Con il green 5,6 milioni di posti a rischio
«La sostenibilità per le imprese non è più una scelta, ma una strada obbligata. Senza una reale transizione ecologica, accompagnata dalla semplificazione burocratica, da tempi sostenibili e dalle giuste misure fiscali, sono a rischio nel nostro paese 1,6 milioni di imprese che danno lavoro a 5,6 milioni di occupati». Lo dice Maurizio Gardini, presidente Confcooperative commentando il focus Censis Confcooperative “Sostenibilità, investire oggi per crescere domani” presentato nel corso della Seconda Edizione della Giornata della Sostenibilità organizzata da Confcooperative.
«Le nostre cooperative nel solo 2021 – dice Gardini – hanno investito 1,2 miliardi di euro in sostenibilità (fonte Centro Studi Confcooperative). Le cooperative sul green sono pronte a investire di più, il PNRR può rappresentare ancora la benzina verde della transizione, ma occorrono misure di sostegno e soprattutto meno burocrazia per realizzare impianti di produzione di energia da fonte rinnovabile in tempi più brevi (fonte Bilancio Sostenibilità Confcooperative)».
Ecco le imprese che hanno accettato e vinto la sfida della transizione ecologica: la quota di imprese totalmente green (attività di smaltimento e gestione rifiuti, distribuzione di elettricità e gas), riguarda un numero ancora ridotto: infatti, soltanto 16.354 imprese, che danno lavoro a 267.000 occupati, sono già in linea con i requisiti di un sistema ad emissioni zero previsti dagli standard UE.
Sono oltre 932.000 le imprese che, danno lavoro a poco meno di 2 milioni di lavoratori pari all’11,6% dell’occupazione totale che rischiano di incorrere in considerevoli perdite finanziarie a seguito dei necessari investimenti per adattarsi alle strategie di un’economia a zero emissioni e sostenibile dal punto di vista ambientale. Rappresentano il 17,6% del totale. Il “rischio” è da considerarsi medio per quelle 600.000 imprese che danno lavoro a 3,7 milioni di lavoratori di questi oltre 1,5 milioni nelle pmi. Imprese che appartengono al comparto manifatturiero, come ad esempio, il sistema moda, il sistema casa, la meccanica. In questo caso l’adeguamento dei processi produttivi per ridurre l’impatto ambientale delle attività obbliga comunque a investimenti rilevanti. Un fenomeno che riguarda oltre l’11% delle imprese italiane.

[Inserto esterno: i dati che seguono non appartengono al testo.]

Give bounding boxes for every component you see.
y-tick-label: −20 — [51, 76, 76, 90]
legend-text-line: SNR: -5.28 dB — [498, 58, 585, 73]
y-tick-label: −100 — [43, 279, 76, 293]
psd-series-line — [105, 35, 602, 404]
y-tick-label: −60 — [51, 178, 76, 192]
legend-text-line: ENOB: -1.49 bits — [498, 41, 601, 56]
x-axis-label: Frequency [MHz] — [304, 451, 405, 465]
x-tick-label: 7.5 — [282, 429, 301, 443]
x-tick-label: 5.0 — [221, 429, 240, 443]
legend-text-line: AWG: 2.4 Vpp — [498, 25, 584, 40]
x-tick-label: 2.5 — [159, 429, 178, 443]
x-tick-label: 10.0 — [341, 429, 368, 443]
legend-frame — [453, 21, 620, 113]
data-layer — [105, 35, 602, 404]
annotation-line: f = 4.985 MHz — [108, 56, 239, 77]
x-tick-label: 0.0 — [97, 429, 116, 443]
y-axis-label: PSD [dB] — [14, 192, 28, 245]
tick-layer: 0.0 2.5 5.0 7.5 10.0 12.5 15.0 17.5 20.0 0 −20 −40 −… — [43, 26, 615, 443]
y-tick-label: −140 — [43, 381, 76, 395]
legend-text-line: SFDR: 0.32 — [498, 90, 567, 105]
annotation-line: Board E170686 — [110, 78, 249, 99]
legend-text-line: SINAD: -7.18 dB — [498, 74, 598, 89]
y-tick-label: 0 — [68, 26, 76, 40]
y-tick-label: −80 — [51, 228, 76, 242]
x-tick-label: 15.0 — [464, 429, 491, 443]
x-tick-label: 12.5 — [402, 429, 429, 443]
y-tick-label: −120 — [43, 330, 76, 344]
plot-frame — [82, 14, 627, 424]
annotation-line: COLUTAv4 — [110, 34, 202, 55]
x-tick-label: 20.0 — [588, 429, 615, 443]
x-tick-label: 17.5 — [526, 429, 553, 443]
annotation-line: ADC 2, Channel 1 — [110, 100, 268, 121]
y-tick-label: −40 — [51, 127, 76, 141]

Tuttavia, più di 3,7 milioni di aziende su oltre 5 milioni di quelle censite (il 70,9% sul totale delle imprese attive presenti nel Registro delle imprese) vengono definite a rischio trascurabile: per queste imprese, infatti, gli investimenti per adeguare o riconvertire la produzione in un sistema economico a zero emissioni nette e sostenibile dal punto di vista ambientale non inciderebbero sui costi, l’occupazione e l’accesso ai mercati finanziari. Rientrano in questo segmento le strutture attive nei servizi alle imprese e alle famiglie e nel comparto Costruzioni.
Le PMI che necessitano di elevati investimenti per riconvertire gli impianti produttivi e renderli sostenibili, pena l’uscita dal mercato, sono il 17,6% sul totale delle PMI. In termini di appartenenza di settore, le imprese ad alto grado di rischio sono quelle impegnate in attività di estrazione, lavorazione e commercializzazione di combustibili fossili, nella produzione di energia elettrica da fonti non rinnovabili e, in genere, in attività “energivore” come la siderurgia, ma anche parte delle filiera agricole come l’allevamento.
Un ulteriore approfondimento, realizzato da Cerved su 683 mila società di capitali e sui relativi bilanci, segnala che il “rischio transizione” di grado elevato riguarda 57 mila imprese (l’8,4% sul totale) che impiegano un 1.253.000 addetti (il 12,6% sul totale addetti) e sono esposte per debiti finanziari per circa 285 miliardi di euro (il 31% sul totale dei debiti finanziari, pari a 924 miliardi di euro).